Unless I'm missing something the Hausdorff distance between two triangle meshes will be the maximum over the maximum minimum distance from the vertices of mesh A to the surface of mesh B and the maximum minimum distance from the vertices of mesh B to the surface of mesh A. That is, if p on A and q on B *determine* the Hausdorff distance between A and B, then it follows that p and/or q is a vertex of A or B respectively.
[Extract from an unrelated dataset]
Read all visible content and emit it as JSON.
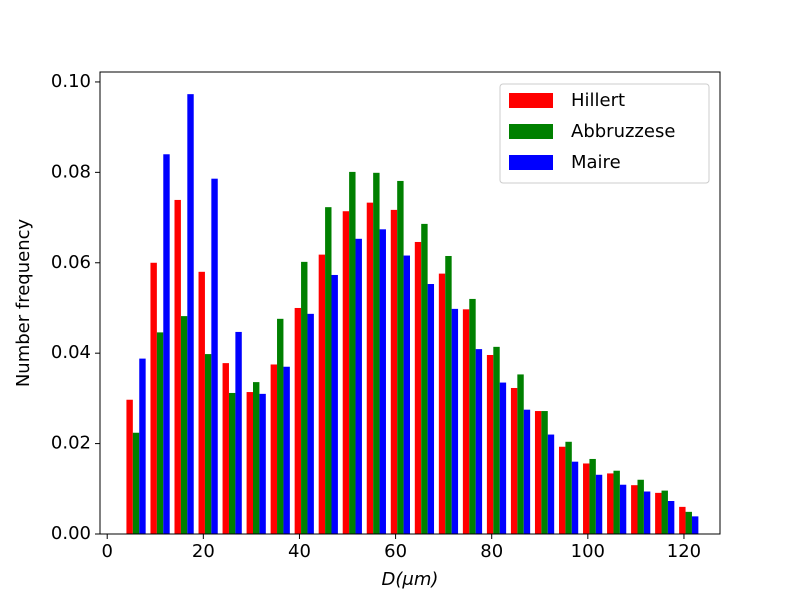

This means you can compute Hausdorff distances easily if you already have a function to compute distances of points (vertices) to a triangle mesh.
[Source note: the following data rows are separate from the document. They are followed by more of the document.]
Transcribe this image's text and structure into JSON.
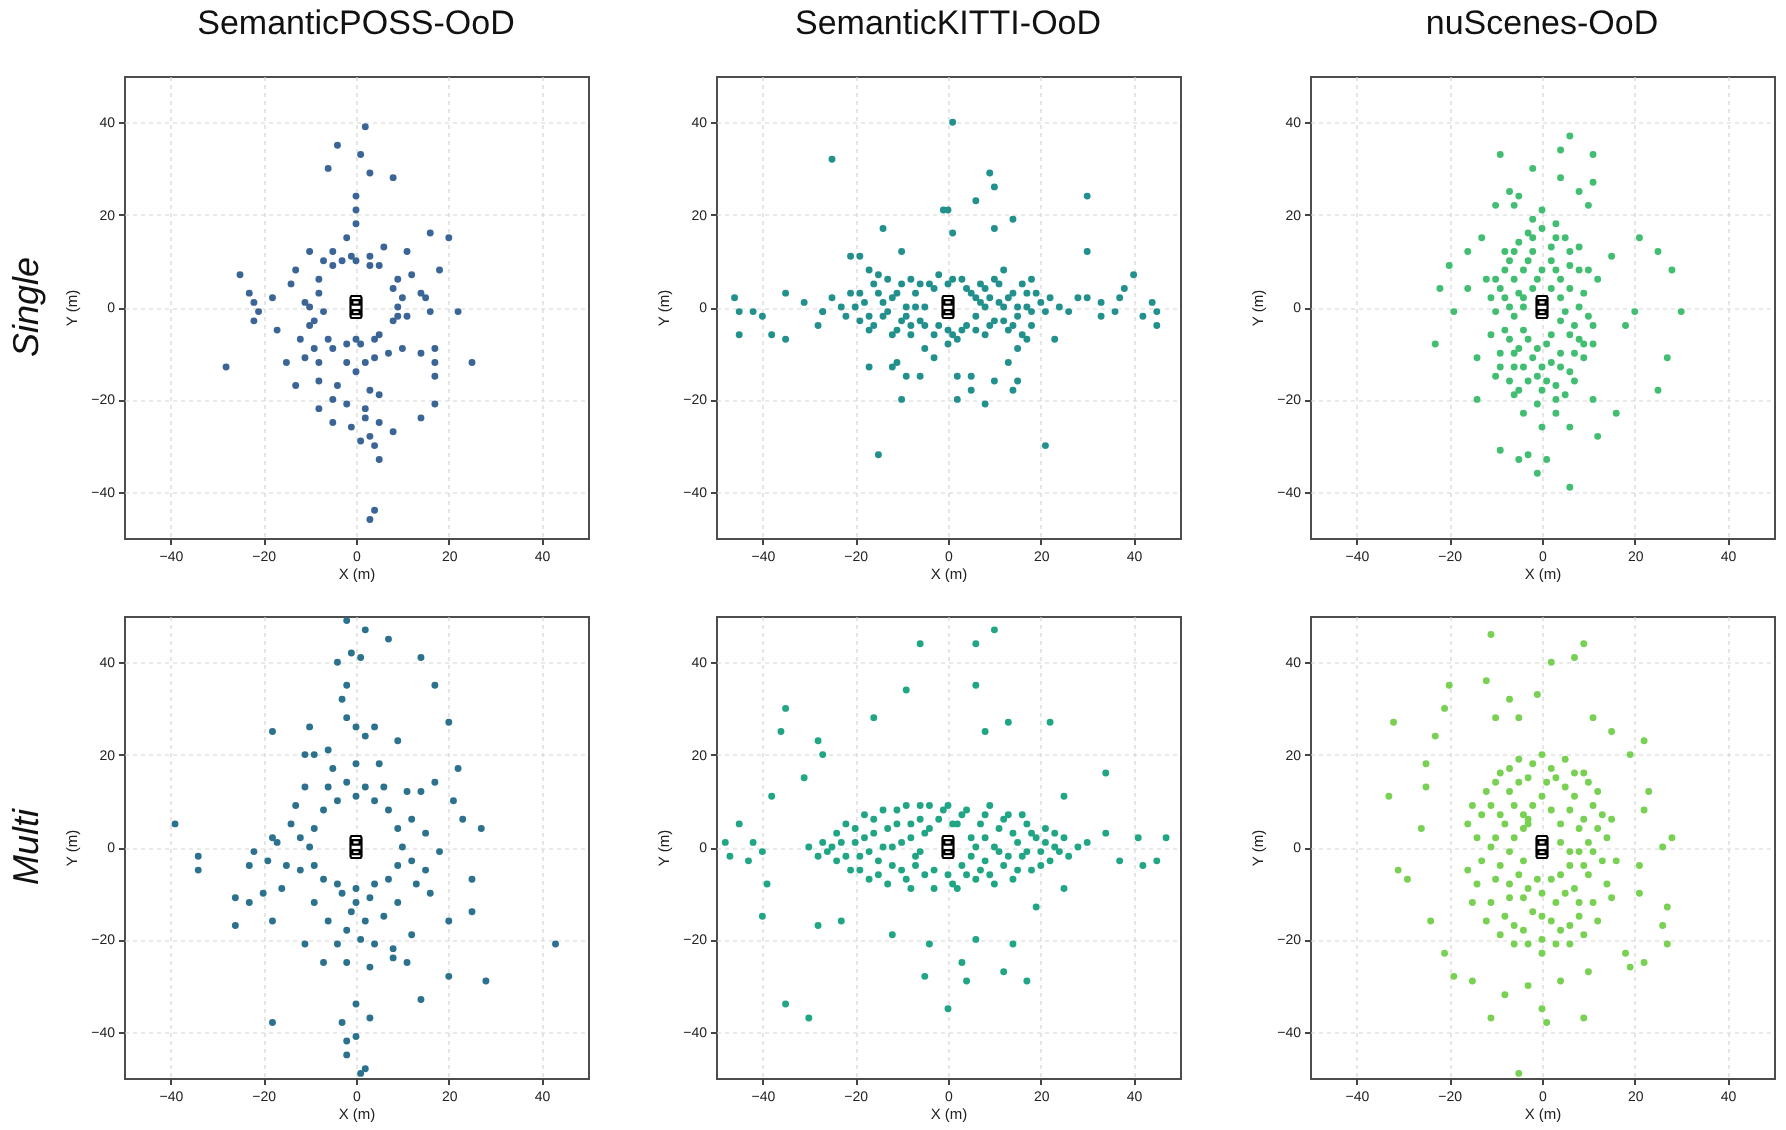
{
  "chart_data": [
    {
      "type": "scatter",
      "title": "SemanticPOSS-OoD",
      "xlabel": "X (m)",
      "ylabel": "Y (m)",
      "annotations": [
        "Single"
      ],
      "color": "#3a6596",
      "marker": "circle",
      "grid": true,
      "xlim": [
        -50,
        50
      ],
      "ylim": [
        -50,
        50
      ],
      "xticks": [
        -40,
        -20,
        0,
        20,
        40
      ],
      "yticks": [
        -40,
        -20,
        0,
        20,
        40
      ],
      "x": [
        2,
        -4,
        1,
        -6,
        3,
        8,
        0,
        0,
        0,
        -2,
        16,
        20,
        -10,
        -5,
        -1,
        3,
        6,
        11,
        18,
        -13,
        -7,
        -3,
        3,
        -25,
        -14,
        9,
        12,
        -23,
        -22,
        -18,
        -21,
        -22,
        -17,
        -11,
        -8,
        -7,
        -9,
        10,
        14,
        15,
        11,
        9,
        16,
        22,
        -28,
        -12,
        -9,
        -6,
        -2,
        1,
        4,
        7,
        10,
        14,
        17,
        17,
        25,
        17,
        -13,
        -8,
        -4,
        0,
        3,
        5,
        -5,
        -2,
        2,
        -8,
        -5,
        -1,
        2,
        5,
        14,
        17,
        1,
        3,
        4,
        5,
        4,
        3,
        8,
        -10,
        -10,
        -5,
        0,
        5,
        8,
        9,
        8,
        5,
        0,
        -5,
        -8,
        -15,
        -11,
        -8,
        -2,
        2,
        4
      ],
      "values": [
        39,
        35,
        33,
        30,
        29,
        28,
        24,
        21,
        18,
        15,
        16,
        15,
        12,
        12,
        11,
        11,
        13,
        12,
        8,
        8,
        10,
        10,
        9,
        7,
        5,
        6,
        7,
        3,
        1,
        2,
        -1,
        -3,
        -5,
        1,
        3,
        -1,
        -3,
        2,
        3,
        2,
        -2,
        -2,
        -1,
        -1,
        -13,
        -7,
        -9,
        -7,
        -8,
        -8,
        -7,
        -10,
        -9,
        -10,
        -9,
        -12,
        -12,
        -15,
        -17,
        -16,
        -17,
        -14,
        -18,
        -19,
        -20,
        -21,
        -22,
        -22,
        -25,
        -26,
        -24,
        -25,
        -24,
        -21,
        -29,
        -28,
        -30,
        -33,
        -44,
        -46,
        -27,
        0,
        -4,
        -9,
        -7,
        -6,
        -3,
        0,
        4,
        9,
        10,
        9,
        6,
        -12,
        -11,
        -12,
        -12,
        -12,
        -11
      ]
    },
    {
      "type": "scatter",
      "title": "SemanticKITTI-OoD",
      "xlabel": "X (m)",
      "ylabel": "Y (m)",
      "color": "#22908c",
      "marker": "circle",
      "grid": true,
      "xlim": [
        -50,
        50
      ],
      "ylim": [
        -50,
        50
      ],
      "xticks": [
        -40,
        -20,
        0,
        20,
        40
      ],
      "yticks": [
        -40,
        -20,
        0,
        20,
        40
      ],
      "x": [
        1,
        -25,
        9,
        10,
        30,
        6,
        -1,
        0,
        14,
        -14,
        1,
        10,
        30,
        -10,
        -19,
        -21,
        -17,
        -15,
        12,
        18,
        40,
        -46,
        -45,
        -42,
        -40,
        -45,
        -38,
        -35,
        -35,
        -31,
        -27,
        -28,
        33,
        30,
        33,
        36,
        37,
        38,
        44,
        42,
        45,
        45,
        -17,
        -12,
        -11,
        -9,
        -6,
        -10,
        -15,
        2,
        5,
        5,
        2,
        8,
        10,
        15,
        14,
        13,
        15,
        17,
        23,
        21,
        -5,
        -3,
        0,
        -20,
        -19,
        -19,
        -17,
        -16,
        -14,
        -14,
        -13,
        -12,
        -11,
        -10,
        -9,
        -8,
        -8,
        -7,
        -6,
        -5,
        -4,
        -3,
        -2,
        0,
        0,
        2,
        3,
        4,
        5,
        7,
        6,
        7,
        8,
        9,
        10,
        11,
        12,
        13,
        14,
        15,
        16,
        17,
        18,
        19,
        21,
        22,
        24,
        -23,
        -22,
        -25,
        26,
        -27,
        28,
        -18,
        -17,
        -15,
        -13,
        -12,
        -11,
        -10,
        -9,
        -7,
        -6,
        -5,
        -3,
        -2,
        1,
        1,
        3,
        4,
        6,
        8,
        8,
        9,
        10,
        11,
        12,
        13,
        14,
        15,
        16,
        17,
        18,
        20,
        -21,
        -16,
        -8,
        6
      ],
      "values": [
        40,
        32,
        29,
        26,
        24,
        23,
        21,
        21,
        19,
        17,
        16,
        17,
        12,
        12,
        11,
        11,
        8,
        7,
        8,
        6,
        7,
        2,
        -1,
        -1,
        -2,
        -6,
        -6,
        -7,
        3,
        1,
        -1,
        -4,
        1,
        2,
        -2,
        -1,
        2,
        4,
        1,
        -2,
        -1,
        -4,
        -13,
        -13,
        -12,
        -15,
        -15,
        -20,
        -32,
        -15,
        -15,
        -18,
        -20,
        -21,
        -16,
        -16,
        -18,
        -12,
        -9,
        -7,
        -7,
        -30,
        -9,
        -11,
        -8,
        0,
        3,
        -3,
        -5,
        5,
        1,
        -2,
        6,
        -6,
        3,
        -3,
        0,
        6,
        -6,
        3,
        -3,
        0,
        5,
        -6,
        7,
        5,
        -5,
        -7,
        6,
        -4,
        3,
        1,
        -2,
        5,
        -6,
        2,
        -3,
        5,
        0,
        -5,
        3,
        -2,
        5,
        0,
        -4,
        3,
        -1,
        2,
        0,
        0,
        -2,
        2,
        -1,
        -1,
        2,
        1,
        -2,
        3,
        -1,
        2,
        -5,
        5,
        -2,
        0,
        5,
        -4,
        4,
        -4,
        6,
        -6,
        -5,
        4,
        2,
        0,
        4,
        -4,
        6,
        1,
        -3,
        2,
        -4,
        0,
        -6,
        3,
        -1,
        1,
        3,
        -4,
        -4,
        -5
      ]
    },
    {
      "type": "scatter",
      "title": "nuScenes-OoD",
      "xlabel": "X (m)",
      "ylabel": "Y (m)",
      "color": "#41be71",
      "marker": "circle",
      "grid": true,
      "xlim": [
        -50,
        50
      ],
      "ylim": [
        -50,
        50
      ],
      "xticks": [
        -40,
        -20,
        0,
        20,
        40
      ],
      "yticks": [
        -40,
        -20,
        0,
        20,
        40
      ],
      "x": [
        6,
        4,
        11,
        -9,
        -2,
        4,
        11,
        -7,
        -5,
        8,
        -10,
        -6,
        10,
        21,
        25,
        28,
        15,
        -13,
        -16,
        -20,
        -22,
        -19,
        -23,
        -16,
        30,
        27,
        25,
        20,
        18,
        -14,
        -14,
        -10,
        -6,
        -4,
        0,
        3,
        6,
        11,
        16,
        12,
        -5,
        -3,
        -1,
        -9,
        1,
        6,
        0,
        -3,
        3,
        -6,
        6,
        -2,
        2,
        -8,
        8,
        -4,
        4,
        -1,
        -9,
        9,
        -5,
        5,
        -7,
        7,
        -10,
        10,
        -4,
        2,
        -8,
        8,
        -1,
        -5,
        4,
        -9,
        9,
        0,
        -6,
        6,
        -3,
        3,
        0,
        -12,
        12,
        -11,
        11,
        -4,
        4,
        0,
        -1,
        -2,
        2,
        -5,
        5,
        -7,
        -3,
        0,
        3,
        6,
        -6,
        -2,
        2,
        6,
        -8,
        -4,
        4,
        8,
        -6,
        6,
        -3,
        1,
        -7,
        7,
        -2,
        2,
        -4,
        4,
        -7,
        7,
        -1,
        1,
        -5,
        5,
        -9,
        9,
        -10,
        10,
        -11,
        11,
        -2,
        3,
        -8,
        8,
        -6,
        3
      ],
      "values": [
        37,
        34,
        33,
        33,
        30,
        28,
        27,
        25,
        24,
        25,
        22,
        22,
        22,
        15,
        12,
        8,
        11,
        15,
        12,
        9,
        4,
        -1,
        -8,
        4,
        -1,
        -11,
        -18,
        -1,
        -4,
        -11,
        -20,
        -15,
        -19,
        -23,
        -26,
        -23,
        -26,
        -20,
        -23,
        -28,
        -33,
        -32,
        -36,
        -31,
        -33,
        -39,
        17,
        16,
        15,
        12,
        12,
        12,
        10,
        8,
        8,
        8,
        6,
        6,
        4,
        3,
        3,
        -1,
        0,
        -4,
        -1,
        -2,
        -5,
        -6,
        -5,
        -7,
        -9,
        -9,
        -10,
        -10,
        -11,
        -13,
        -13,
        -14,
        -16,
        -17,
        -18,
        6,
        6,
        -6,
        -8,
        0,
        2,
        21,
        -21,
        15,
        13,
        14,
        15,
        10,
        10,
        8,
        8,
        9,
        6,
        4,
        4,
        4,
        2,
        2,
        -3,
        0,
        -2,
        -6,
        -7,
        -8,
        -7,
        -10,
        -11,
        -12,
        -13,
        -13,
        -16,
        -16,
        -15,
        -16,
        -18,
        -19,
        -13,
        -8,
        6,
        8,
        2,
        -4,
        19,
        18,
        12,
        13,
        -10,
        -20
      ]
    },
    {
      "type": "scatter",
      "xlabel": "X (m)",
      "ylabel": "Y (m)",
      "annotations": [
        "Multi"
      ],
      "color": "#2c728e",
      "marker": "circle",
      "grid": true,
      "xlim": [
        -50,
        50
      ],
      "ylim": [
        -50,
        50
      ],
      "xticks": [
        -40,
        -20,
        0,
        20,
        40
      ],
      "yticks": [
        -40,
        -20,
        0,
        20,
        40
      ],
      "x": [
        -2,
        2,
        7,
        14,
        17,
        -4,
        -1,
        1,
        -2,
        -3,
        -2,
        0,
        4,
        -10,
        -18,
        2,
        9,
        20,
        22,
        17,
        14,
        21,
        -6,
        -9,
        -11,
        -39,
        -34,
        -34,
        -22,
        -18,
        -19,
        -23,
        23,
        27,
        25,
        25,
        43,
        28,
        20,
        -26,
        -23,
        -26,
        -18,
        -18,
        -3,
        0,
        3,
        -2,
        -2,
        1,
        2,
        0,
        14,
        11,
        8,
        -10,
        -9,
        -7,
        -4,
        0,
        4,
        7,
        9,
        10,
        9,
        7,
        4,
        0,
        -4,
        -7,
        -9,
        -12,
        -12,
        12,
        12,
        -13,
        13,
        -6,
        6,
        -2,
        2,
        -3,
        3,
        0,
        -1,
        2,
        -2,
        1,
        -4,
        4,
        -6,
        6,
        -9,
        9,
        -15,
        15,
        -14,
        15,
        -11,
        11,
        -16,
        16,
        -2,
        3,
        -7,
        8,
        -11,
        12,
        -5,
        5,
        0,
        -17,
        18,
        -20,
        20
      ],
      "values": [
        49,
        47,
        45,
        41,
        35,
        40,
        42,
        41,
        35,
        32,
        28,
        26,
        26,
        26,
        25,
        24,
        23,
        27,
        17,
        14,
        12,
        10,
        21,
        20,
        20,
        5,
        -2,
        -5,
        -1,
        2,
        -3,
        -4,
        6,
        4,
        -7,
        -14,
        -21,
        -29,
        -28,
        -11,
        -12,
        -17,
        -16,
        -38,
        -38,
        -41,
        -37,
        -42,
        -45,
        -49,
        -48,
        -34,
        -33,
        -25,
        -24,
        0,
        4,
        8,
        10,
        11,
        10,
        8,
        4,
        0,
        -4,
        -7,
        -8,
        -9,
        -8,
        -7,
        -4,
        2,
        -5,
        6,
        -3,
        9,
        -8,
        13,
        13,
        14,
        13,
        -10,
        -11,
        -12,
        -14,
        -16,
        -18,
        -20,
        -21,
        -21,
        -16,
        -15,
        -12,
        -12,
        -4,
        -5,
        5,
        3,
        13,
        12,
        -9,
        -10,
        -25,
        -26,
        -25,
        -22,
        -21,
        -19,
        17,
        18,
        18,
        1,
        -1,
        -10,
        -16
      ]
    },
    {
      "type": "scatter",
      "xlabel": "X (m)",
      "ylabel": "Y (m)",
      "color": "#20a585",
      "marker": "circle",
      "grid": true,
      "xlim": [
        -50,
        50
      ],
      "ylim": [
        -50,
        50
      ],
      "xticks": [
        -40,
        -20,
        0,
        20,
        40
      ],
      "yticks": [
        -40,
        -20,
        0,
        20,
        40
      ],
      "x": [
        10,
        -6,
        6,
        -9,
        6,
        -16,
        -35,
        -36,
        8,
        13,
        22,
        -28,
        -27,
        -31,
        -38,
        34,
        25,
        -45,
        -48,
        -47,
        -42,
        -43,
        -40,
        -39,
        -40,
        41,
        47,
        45,
        42,
        37,
        34,
        -28,
        -23,
        -12,
        -4,
        3,
        -5,
        4,
        12,
        17,
        0,
        -35,
        -30,
        6,
        14,
        19,
        25,
        -25,
        -24,
        -24,
        -22,
        -21,
        -20,
        -19,
        -18,
        -17,
        -16,
        -15,
        -14,
        -13,
        -12,
        -11,
        -10,
        -9,
        -8,
        -8,
        -7,
        -6,
        -5,
        -5,
        -4,
        -3,
        -2,
        0,
        0,
        2,
        2,
        3,
        4,
        5,
        5,
        6,
        7,
        8,
        9,
        10,
        10,
        11,
        12,
        13,
        14,
        15,
        16,
        17,
        18,
        19,
        20,
        21,
        22,
        23,
        25,
        26,
        -27,
        -28,
        28,
        30,
        -30,
        -23,
        -22,
        -20,
        -19,
        -18,
        -17,
        -16,
        -15,
        -14,
        -13,
        -12,
        -11,
        -10,
        -9,
        -8,
        -7,
        -6,
        -6,
        -4,
        -3,
        -1,
        1,
        1,
        3,
        4,
        6,
        7,
        8,
        8,
        9,
        11,
        12,
        13,
        14,
        15,
        16,
        17,
        18,
        20,
        21,
        23,
        24,
        -26
      ],
      "values": [
        47,
        44,
        44,
        34,
        35,
        28,
        30,
        25,
        25,
        27,
        27,
        23,
        20,
        15,
        11,
        16,
        11,
        5,
        1,
        -2,
        1,
        -3,
        -1,
        -8,
        -15,
        2,
        2,
        -3,
        -4,
        -3,
        3,
        -17,
        -16,
        -19,
        -21,
        -25,
        -28,
        -29,
        -27,
        -29,
        -35,
        -34,
        -37,
        -20,
        -21,
        -13,
        -9,
        0,
        3,
        -3,
        5,
        -5,
        1,
        -2,
        7,
        -7,
        3,
        -3,
        8,
        -8,
        0,
        5,
        -5,
        9,
        -9,
        2,
        -2,
        6,
        -6,
        3,
        9,
        -9,
        6,
        -6,
        9,
        5,
        -9,
        -4,
        8,
        2,
        -2,
        -7,
        5,
        -3,
        9,
        0,
        -8,
        4,
        -4,
        7,
        -7,
        1,
        -2,
        5,
        -5,
        2,
        -1,
        4,
        -3,
        0,
        2,
        -2,
        1,
        -2,
        0,
        1,
        0,
        1,
        -2,
        4,
        -5,
        2,
        -1,
        6,
        -6,
        0,
        4,
        -4,
        8,
        1,
        -7,
        5,
        -4,
        9,
        -1,
        4,
        -5,
        8,
        -8,
        5,
        7,
        -6,
        0,
        -5,
        7,
        2,
        -6,
        -1,
        6,
        -2,
        3,
        -5,
        7,
        -1,
        3,
        -4,
        1,
        3,
        -1,
        -1
      ]
    },
    {
      "type": "scatter",
      "xlabel": "X (m)",
      "ylabel": "Y (m)",
      "color": "#78d152",
      "marker": "circle",
      "grid": true,
      "xlim": [
        -50,
        50
      ],
      "ylim": [
        -50,
        50
      ],
      "xticks": [
        -40,
        -20,
        0,
        20,
        40
      ],
      "yticks": [
        -40,
        -20,
        0,
        20,
        40
      ],
      "x": [
        -11,
        9,
        2,
        7,
        -12,
        -20,
        -32,
        -21,
        -23,
        -1,
        -7,
        -10,
        -5,
        11,
        15,
        22,
        19,
        -25,
        -25,
        -33,
        -26,
        -31,
        -29,
        23,
        22,
        26,
        28,
        21,
        21,
        27,
        26,
        27,
        22,
        19,
        18,
        -24,
        -21,
        -19,
        -15,
        -11,
        -8,
        -3,
        0,
        1,
        -5,
        9,
        4,
        10,
        0,
        -5,
        5,
        -9,
        9,
        -3,
        3,
        -12,
        12,
        -7,
        7,
        0,
        -13,
        13,
        -9,
        9,
        -4,
        4,
        -14,
        14,
        -10,
        10,
        -6,
        6,
        -4,
        -13,
        13,
        -9,
        9,
        4,
        -1,
        -14,
        14,
        -7,
        7,
        -11,
        11,
        -4,
        3,
        -8,
        8,
        0,
        -4,
        4,
        0,
        -6,
        6,
        -16,
        16,
        -16,
        -3,
        -2,
        2,
        -7,
        7,
        -10,
        -5,
        1,
        5,
        10,
        -11,
        -6,
        -2,
        2,
        6,
        11,
        -8,
        -4,
        8,
        12,
        -11,
        -7,
        -3,
        4,
        8,
        11,
        -5,
        2,
        -10,
        10,
        6,
        -3,
        5,
        -7,
        8,
        0,
        -12,
        12,
        -2,
        2,
        -6,
        6,
        -3,
        3,
        -9,
        9,
        0,
        -15,
        15,
        -15,
        15
      ],
      "values": [
        46,
        44,
        40,
        41,
        36,
        35,
        27,
        30,
        24,
        33,
        32,
        28,
        28,
        28,
        25,
        23,
        20,
        18,
        13,
        11,
        4,
        -5,
        -7,
        12,
        8,
        0,
        2,
        -4,
        -10,
        -13,
        -17,
        -21,
        -25,
        -26,
        -23,
        -16,
        -23,
        -28,
        -29,
        -37,
        -32,
        -30,
        -35,
        -38,
        -49,
        -37,
        -29,
        -27,
        20,
        19,
        19,
        16,
        16,
        15,
        15,
        12,
        12,
        12,
        11,
        11,
        7,
        7,
        7,
        6,
        7,
        5,
        2,
        2,
        2,
        1,
        2,
        -1,
        -3,
        -3,
        -3,
        -4,
        -4,
        -6,
        -7,
        -8,
        -8,
        -8,
        -9,
        -12,
        -12,
        -11,
        -12,
        -15,
        -15,
        -15,
        -18,
        -18,
        -20,
        -21,
        -21,
        5,
        -3,
        -5,
        5,
        18,
        17,
        17,
        16,
        14,
        14,
        14,
        13,
        14,
        9,
        9,
        9,
        8,
        8,
        9,
        5,
        4,
        4,
        4,
        0,
        -1,
        6,
        1,
        -1,
        -1,
        -6,
        -7,
        -7,
        -6,
        -4,
        -9,
        -10,
        -11,
        -12,
        -10,
        -16,
        -16,
        -14,
        -16,
        -17,
        -17,
        -21,
        -21,
        -19,
        -19,
        -23,
        9,
        6,
        -12,
        -11
      ]
    }
  ]
}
So, I've added Hausdorff distance calculation between two meshes to my gptoolbox as the function `hausdorff`

. Above I'm drawing the pair of points that *determine* the Hausdorff distance between the Cheburashka and the knight. I'm also drawing the intersection curves of these two meshes. Here's how I generate this image:

```
% compute Hausdorff distance and "determining" pair
[d,pair] = hausdorff(VA,FA,VB,FB);
% Mesh intersection, reindex as a single mesh
[SV,SF,~,J,IM] = selfintersect([VA;VB],[FA;size(VA,1)+FB]);
SF = IM(SF);
% Extract edges along intersection
allE = [SF(:,[2 3]); SF(:,[3 1]); SF(:,[1 2])];
sortallE = sort(allE,2);
[uE,~,IC] = unique(sortallE,'rows');
uE2F = sparse(IC(:),repmat(1:size(SF,1),1,3)',1);
BE = uE(any(uE2F(:,J<=size(FA,1)),2)&any(uE2F(:,J>size(FA,1)),2),:);
% Draw meshes, intersection lines and Hausdorff distance "determiner"
t = tsurf(SF,SV,'CData',1*(J<=size(FA,1)),'EdgeColor','none','FaceAlpha',0.6);
colormap([0.3 0.4 1.0;0.75 0.8 1.0]);axis equal;view(2);
t.SpecularStrength = 0;
t.DiffuseStrength = 0.7;
t.AmbientStrength = 0.3;
hold on;
plot_edges(SV,BE,'LineWidth',2,'Color',[0.7 0.65 0.55]);
p = tsurf([1 2 2],pair,'EdgeColor',[0.9 0.5 0.1],'LineWidth',6);
hold off;
drawnow;
l = light('Position',[1 -1.5 1.8],'Style','infinite');
ht = add_shadow(t,l);
hp = add_shadow(p,l,'Ground',[0 0 -1 min(SV(:,3))]);
ht.FaceColor = [0.9 0.9 0.9];
hp.FaceColor = ht.FaceColor;
hp.EdgeColor = hp.FaceColor;
hp.LineWidth = p.LineWidth;
apply_ambient_occlusion(t);
set(gcf,'Color','w');
set(gca,'Visible','off');
camproj('persp');
view(-27,6);
```

**Update:** I was missing something. The "determiner" points might (at least) be lying on the edges. Consider the two different triangulations of a non-planar quad. For now, consider the libigl and gptoolbox versions of hausdorff distance to be broken. A hopeful patch would be to do in-plane subdivision once, so that there are vertices on all of the edge midpoints, but I'm hesitant to claim that this will fix the problem.